(Genève) Le secrétaire général de l’ONU Antonio Guterres a appelé mardi la communauté internationale à davantage de générosité pour «assumer collectivement» la charge des déplacés, lors du premier Forum mondial sur les réfugiés, où le président turc a lié manque d’aide financière et interventions en Syrie.
Ce forum, qui se tient un an après l’adoption à New York d’un Pacte sur les réfugiés aux Nations unies, est censé donner un nouvel élan à la gestion des déplacés, plus nombreux que jamais, mais a surtout permis, dès son ouverture, de mettre en évidence les fortes dissensions internationales sur ce sujet hautement inflammable.
Le président turc Recep Tayyip Erdogan, qui menace depuis des années d’ouvrir les portes de la Turquie vers l’Europe pour y laisser passer les quelque 5 millions de réfugiés qu’il accueille, a lancé à la tribune de l’ONU à Genève de nouvelles piques contre la communauté internationale.
N’ayant «pas reçu les aides» qu’ils attendaient, les Turcs, qui accueillent le plus de réfugiés au monde, ont été «obligés» de se «préoccuper de (leur) propre protection», a-t-il déclaré.
«Nous avons lancé des opérations» en Syrie «pour évacuer les organisations terroristes de l’État islamique (EI) et (des forces kurdes) des YPG et du PKK qui se trouvaient dans les zones concernées», a poursuivi M. Erdogan, dont le pays co-organise le Forum.
Avec un record de 71 millions de déplacés dans le monde en 2018, dont 26 millions de réfugiés, les pays riches n’assument pas leurs responsabilités, a-t-il asséné, fustigeant les pays qui «ont fixé des quotas pour accueillir un très petit nombre» de personnes.
«Faire beaucoup plus»
«Il est temps de répondre plus équitablement aux crises des réfugiés en partageant les responsabilités», a lancé en ouverture du Forum le secrétaire général de l'ONU, Antonio Guterres.
«La communauté internationale doit en faire beaucoup plus pour assumer collectivement» son rôle, a-t-il souligné, expliquant devant les nombreux chefs d’État, ministres et entreprises que «les pays en développement […] accueillent admirablement la grande majorité des réfugiés et doivent être davantage soutenus».
Un besoin d’autant plus pressant que «les perspectives sont sombres», a constaté le Haut-Commissaire aux réfugiés des Nations unies, Filippo Grandi.
Pour les pays riches, prendre leur part de responsabilité consiste aussi à «garder leurs frontières ouvertes aux demandeurs d’asile et leur accorder un traitement juste», a repris Antonio Guterres lors d’une conférence de presse.
Les dirigeants du Costa Rica, de l’Éthiopie et du Pakistan, qui co-organisent l’événement avec la Turquie et l’Allemagne, ont souligné l’importance d’un soutien financier envers les pays pauvres ou émergents, qui accueillent 80% des réfugiés dans le monde et se sentent bien souvent démunis face au coût de leur prise en charge.
«Nous avons besoin d’aide pour accomplir notre tâche.
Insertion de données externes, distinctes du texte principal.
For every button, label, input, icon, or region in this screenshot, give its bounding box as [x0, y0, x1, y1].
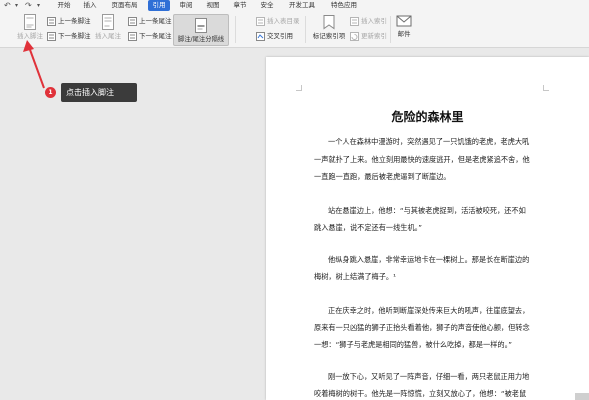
crop-mark [296, 85, 302, 91]
mail-label: 邮件 [397, 30, 411, 38]
prev-endnote-label: 上一条尾注 [139, 17, 172, 25]
prev-footnote-button[interactable]: 上一条脚注 [47, 16, 91, 27]
undo-icon[interactable]: ↶ [4, 0, 11, 11]
menu-bar: ↶ ▾ ↷ ▾ 开始 插入 页面布局 引用 审阅 视图 章节 安全 开发工具 特… [0, 0, 589, 11]
mark-index-item-label: 标记索引项 [312, 32, 346, 40]
footnote-separator-button[interactable]: 脚注/尾注分隔线 [173, 14, 229, 46]
prev-footnote-label: 上一条脚注 [58, 17, 91, 25]
tab-insert[interactable]: 插入 [81, 0, 99, 11]
tab-developer[interactable]: 开发工具 [286, 0, 318, 11]
tab-special-apps[interactable]: 特色应用 [328, 0, 360, 11]
body-line: 他纵身跳入悬崖，非常幸运地卡在一棵树上。那是长在断崖边的 [328, 255, 530, 264]
tab-view[interactable]: 视图 [204, 0, 222, 11]
insert-index-button[interactable]: 插入索引 [350, 16, 387, 27]
mark-index-icon [323, 15, 335, 30]
update-index-icon [350, 31, 359, 41]
crop-mark [543, 85, 549, 91]
tab-review[interactable]: 审阅 [177, 0, 195, 11]
cross-reference-button[interactable]: 交叉引用 [256, 31, 293, 42]
catalog-icon [256, 16, 265, 26]
next-endnote-button[interactable]: 下一条尾注 [128, 31, 172, 42]
insert-caption-catalog-label: 插入表目录 [267, 17, 300, 25]
next-endnote-label: 下一条尾注 [139, 32, 172, 40]
cross-reference-label: 交叉引用 [267, 32, 293, 40]
body-line: 正在庆幸之时，他听到断崖深处传来巨大的吼声，往崖底望去， [328, 306, 530, 315]
cross-reference-icon [256, 31, 265, 41]
body-line: 原来有一只凶猛的狮子正抬头看着他，狮子的声音使他心颤，但转念 [314, 323, 530, 332]
insert-endnote-label: 插入尾注 [95, 32, 121, 40]
body-line: 咬着梅树的树干。他先是一阵惊慌，立刻又放心了，他想：“被老鼠 [314, 389, 527, 398]
insert-index-icon [350, 16, 359, 26]
insert-index-label: 插入索引 [361, 17, 387, 25]
body-line: 梅树，树上结满了梅子。¹ [314, 272, 396, 281]
ribbon-divider [305, 16, 306, 43]
document-title: 危险的森林里 [391, 110, 464, 124]
insert-caption-catalog-button[interactable]: 插入表目录 [256, 16, 300, 27]
prev-footnote-icon [47, 16, 56, 26]
prev-endnote-button[interactable]: 上一条尾注 [128, 16, 172, 27]
body-line: 一直跑一直跑，最后被老虎逼到了断崖边。 [314, 172, 451, 181]
chevron-down-icon[interactable]: ▾ [37, 0, 40, 11]
chevron-down-icon[interactable]: ▾ [15, 0, 18, 11]
ribbon-divider [390, 16, 391, 43]
redo-icon[interactable]: ↷ [25, 0, 32, 11]
update-index-button[interactable]: 更新索引 [350, 31, 387, 42]
ribbon-divider [235, 16, 236, 43]
mail-button[interactable]: 邮件 [393, 14, 415, 46]
prev-endnote-icon [128, 16, 137, 26]
body-line: 一想：“狮子与老虎是相同的猛兽，被什么吃掉，都是一样的。” [314, 340, 512, 349]
body-line: 一声就扑了上来。他立刻用最快的速度逃开，但是老虎紧追不舍，他 [314, 155, 530, 164]
instruction-tooltip: 点击插入脚注 [61, 83, 137, 102]
update-index-label: 更新索引 [361, 32, 387, 40]
mail-icon [396, 15, 412, 27]
tab-home[interactable]: 开始 [55, 0, 73, 11]
separator-line-icon [195, 18, 207, 33]
scrollbar-corner[interactable] [575, 393, 589, 400]
tab-references[interactable]: 引用 [148, 0, 170, 11]
tab-page-layout[interactable]: 页面布局 [108, 0, 141, 11]
next-endnote-icon [128, 31, 137, 41]
mark-index-item-button[interactable]: 标记索引项 [309, 14, 349, 46]
body-line: 跳入悬崖，说不定还有一线生机。” [314, 223, 422, 232]
body-line: 一个人在森林中漫游时，突然遇见了一只饥饿的老虎，老虎大吼 [328, 137, 530, 146]
body-line: 刚一放下心，又听见了一阵声音，仔细一看，两只老鼠正用力地 [328, 372, 530, 381]
endnote-icon [102, 14, 114, 30]
tab-security[interactable]: 安全 [258, 0, 276, 11]
footnote-separator-label: 脚注/尾注分隔线 [177, 36, 225, 43]
document-page[interactable]: 危险的森林里 一个人在森林中漫游时，突然遇见了一只饥饿的老虎，老虎大吼 一声就扑… [266, 57, 589, 400]
footnote-icon [24, 14, 36, 30]
insert-endnote-button[interactable]: 插入尾注 [92, 14, 124, 46]
tab-chapter[interactable]: 章节 [231, 0, 249, 11]
body-line: 站在悬崖边上，他想：“与其被老虎捉到，活活被咬死，还不如 [328, 206, 526, 215]
step-badge: 1 [45, 87, 56, 98]
next-footnote-label: 下一条脚注 [58, 32, 91, 40]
Sinon, ce seront les plus vulnérables qui en pâtiront», a appelé le président costaricien Carlos Alvarado, dont le pays accueille, selon lui, le plus fort taux de migrants par rapport à la population : 10,5%.
Plus d'«épaules»
Pour transformer en actes cette volonté de partage, M. Grandi attend des contributions financières, une «assistance matérielle», des changements de législation ou encore des annonces en matière de réinstallations. Ce programme du HCR vise à installer dans des pays tiers des réfugiés qui se retrouvent dans des pays n’offrant pas toutes les garanties, notamment pour leur sécurité.
Les débats, qui doivent durer jusqu’à mercredi, porteront également sur l’environnement, l’éducation, l’emploi ou l’énergie.
Sur ce dernier enjeu, M. Grandi a établi l’objectif d’assurer l’accès à l’énergie dans tous les camps de réfugiés d’ici à 2030.
Le Forum, qui a vocation à se tenir tous les quatre ans, se veut une déclinaison concrète du Pacte signé à l’ONU, non contraignant lui aussi.
Mais les défis restent immenses, a rappelé OXFAM : la «responsabilité» de l’accueil des réfugiés «est injustement mise sur certains des pays les plus pauvres».
«Il faut répartir (cette charge) sur des épaules plus larges et plus nombreuses», a reconnu le chef de la diplomatie allemande, Heiko Maas.